Rue21 (NASDAQ:RUE) recently popped up on my radar screen as I continue to look for growth at a reasonable price stories. This fast growing teen retailer is selling at a lower valuation based on five-year projected PEG (.78) than both American Eagle Outfitters (NYSE:AEO) (1.33) and Aeropostale (NYSE:ARO) (1.23). Growth investors should seriously consider the stock if they are looking to increase their retailing exposure.
"rue21, inc. operates as a specialty apparel retailer in the United States. It provides fashion apparel and accessories for girls and guys, including graphic T-shirts, denim, dresses, shirts, hoodies, belts, jewelry, handbags, footwear, intimate apparel, and other accessories." (Business description from Yahoo Finance).
Seven reasons RUE is a solid growth pick up at $28 a share:
- The company maintains a solid balance sheet with over $55mm in net cash on the balance sheet (Just under 10% of market capitalization).
- This fast growing retailer almost doubled revenues from FY2009 to FY2012 and still sells for a five-year projected PEG of under 1 (.78).
- Rue21 has consistently beat earnings estimates since it became a public company. The company has posted a "beat" in 10 of its 11 quarters.

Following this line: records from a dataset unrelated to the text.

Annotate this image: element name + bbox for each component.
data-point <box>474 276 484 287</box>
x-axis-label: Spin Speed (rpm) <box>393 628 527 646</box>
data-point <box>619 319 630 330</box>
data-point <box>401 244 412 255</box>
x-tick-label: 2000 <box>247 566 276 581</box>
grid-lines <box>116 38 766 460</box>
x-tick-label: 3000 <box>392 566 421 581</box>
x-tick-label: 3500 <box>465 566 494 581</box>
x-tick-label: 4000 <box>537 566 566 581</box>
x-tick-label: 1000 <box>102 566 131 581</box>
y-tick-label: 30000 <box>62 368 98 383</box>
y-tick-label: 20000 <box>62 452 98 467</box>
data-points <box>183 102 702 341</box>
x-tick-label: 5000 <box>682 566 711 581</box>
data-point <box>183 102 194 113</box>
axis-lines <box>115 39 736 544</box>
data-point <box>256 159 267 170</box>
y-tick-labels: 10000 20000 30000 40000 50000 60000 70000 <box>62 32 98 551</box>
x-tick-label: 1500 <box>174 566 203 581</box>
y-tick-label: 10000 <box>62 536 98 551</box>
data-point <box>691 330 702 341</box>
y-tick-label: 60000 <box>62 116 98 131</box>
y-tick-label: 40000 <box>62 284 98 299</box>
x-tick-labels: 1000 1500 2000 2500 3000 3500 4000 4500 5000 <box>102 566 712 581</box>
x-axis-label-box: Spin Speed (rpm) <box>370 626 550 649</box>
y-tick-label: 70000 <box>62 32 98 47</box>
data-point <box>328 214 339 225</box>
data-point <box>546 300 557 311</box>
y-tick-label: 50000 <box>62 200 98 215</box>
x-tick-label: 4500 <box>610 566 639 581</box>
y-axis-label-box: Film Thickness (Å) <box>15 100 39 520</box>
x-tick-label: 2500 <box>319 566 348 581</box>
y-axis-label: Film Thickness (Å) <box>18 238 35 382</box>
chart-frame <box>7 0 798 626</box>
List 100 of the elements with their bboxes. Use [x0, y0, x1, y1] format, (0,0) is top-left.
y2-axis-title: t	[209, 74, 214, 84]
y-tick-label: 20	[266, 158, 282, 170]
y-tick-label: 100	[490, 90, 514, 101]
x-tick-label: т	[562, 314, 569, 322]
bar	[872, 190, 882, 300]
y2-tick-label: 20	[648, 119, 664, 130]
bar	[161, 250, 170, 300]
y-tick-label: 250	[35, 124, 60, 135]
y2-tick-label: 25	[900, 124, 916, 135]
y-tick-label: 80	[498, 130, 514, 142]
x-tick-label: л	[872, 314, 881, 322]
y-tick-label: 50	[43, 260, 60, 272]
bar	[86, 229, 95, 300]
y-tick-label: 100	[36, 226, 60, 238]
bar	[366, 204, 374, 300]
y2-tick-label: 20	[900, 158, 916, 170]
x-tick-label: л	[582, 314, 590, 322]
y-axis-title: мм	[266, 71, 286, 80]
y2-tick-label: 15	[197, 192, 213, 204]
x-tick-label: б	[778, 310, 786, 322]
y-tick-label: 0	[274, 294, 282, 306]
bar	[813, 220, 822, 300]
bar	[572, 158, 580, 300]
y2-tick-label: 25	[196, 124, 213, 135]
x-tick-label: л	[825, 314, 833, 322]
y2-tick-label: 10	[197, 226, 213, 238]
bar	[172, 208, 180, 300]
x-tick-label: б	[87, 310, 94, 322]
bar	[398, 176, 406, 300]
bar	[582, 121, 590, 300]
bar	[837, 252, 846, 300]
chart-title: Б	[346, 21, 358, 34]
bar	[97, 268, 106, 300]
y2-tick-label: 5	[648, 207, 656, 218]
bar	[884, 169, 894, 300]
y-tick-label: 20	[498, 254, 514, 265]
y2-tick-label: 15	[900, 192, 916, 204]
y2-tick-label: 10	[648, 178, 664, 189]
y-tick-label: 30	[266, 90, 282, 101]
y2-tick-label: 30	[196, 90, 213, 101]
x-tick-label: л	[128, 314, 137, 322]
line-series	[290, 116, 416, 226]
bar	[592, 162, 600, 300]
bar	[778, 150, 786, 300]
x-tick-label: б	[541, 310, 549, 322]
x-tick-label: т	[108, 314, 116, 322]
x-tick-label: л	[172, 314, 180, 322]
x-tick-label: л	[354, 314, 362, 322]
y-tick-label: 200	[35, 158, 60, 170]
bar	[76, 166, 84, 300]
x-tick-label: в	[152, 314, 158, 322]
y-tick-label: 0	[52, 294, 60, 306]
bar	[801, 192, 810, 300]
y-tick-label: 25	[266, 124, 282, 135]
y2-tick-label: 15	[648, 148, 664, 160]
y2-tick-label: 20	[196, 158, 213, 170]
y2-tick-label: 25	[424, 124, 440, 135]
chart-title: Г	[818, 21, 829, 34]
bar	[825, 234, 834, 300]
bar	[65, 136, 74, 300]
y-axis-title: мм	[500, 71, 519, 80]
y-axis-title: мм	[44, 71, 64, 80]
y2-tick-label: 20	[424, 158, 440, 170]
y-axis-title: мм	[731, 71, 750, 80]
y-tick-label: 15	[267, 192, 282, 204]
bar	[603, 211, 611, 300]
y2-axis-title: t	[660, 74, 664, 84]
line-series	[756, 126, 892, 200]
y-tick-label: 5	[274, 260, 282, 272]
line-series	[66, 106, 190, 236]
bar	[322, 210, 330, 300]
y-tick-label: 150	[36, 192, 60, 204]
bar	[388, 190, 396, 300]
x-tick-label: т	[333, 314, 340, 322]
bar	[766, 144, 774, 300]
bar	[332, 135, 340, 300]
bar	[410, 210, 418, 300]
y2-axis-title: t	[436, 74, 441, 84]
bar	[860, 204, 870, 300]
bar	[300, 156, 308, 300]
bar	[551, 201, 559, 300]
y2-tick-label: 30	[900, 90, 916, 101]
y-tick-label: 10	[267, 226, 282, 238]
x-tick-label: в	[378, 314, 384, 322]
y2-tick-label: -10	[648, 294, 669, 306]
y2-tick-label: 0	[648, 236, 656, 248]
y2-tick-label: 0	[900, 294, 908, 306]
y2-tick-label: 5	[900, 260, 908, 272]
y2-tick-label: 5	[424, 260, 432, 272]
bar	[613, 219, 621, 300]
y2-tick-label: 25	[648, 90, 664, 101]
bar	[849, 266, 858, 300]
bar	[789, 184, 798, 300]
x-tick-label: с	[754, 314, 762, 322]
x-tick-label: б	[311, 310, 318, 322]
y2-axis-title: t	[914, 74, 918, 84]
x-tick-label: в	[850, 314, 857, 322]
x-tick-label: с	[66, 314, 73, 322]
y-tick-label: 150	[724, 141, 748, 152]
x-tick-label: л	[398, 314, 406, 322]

The average beat over the last four quarters has averaged just under 7% a quarter.
- The stock sells at approximately 8 times operating cash flow and the company used that cash flow to purchase 2% of its float in the recent completed quarter.
- RUE sells of just over 13 times forward earnings, a discount to its historical average as a public company (20.4).
- Janney Montgomery Scott recently reiterated its buy rating on the stock and Jefferies just upped its price target on RUE to $40 from $32 a share. It also upgraded the stock to a "buy" from a "hold."
- Earnings are moving up at a nice clip. The company made $1.55 a share in FY2012, and analysts see it earning $1.84 a share in FY2013 and $2.11 in FY2014.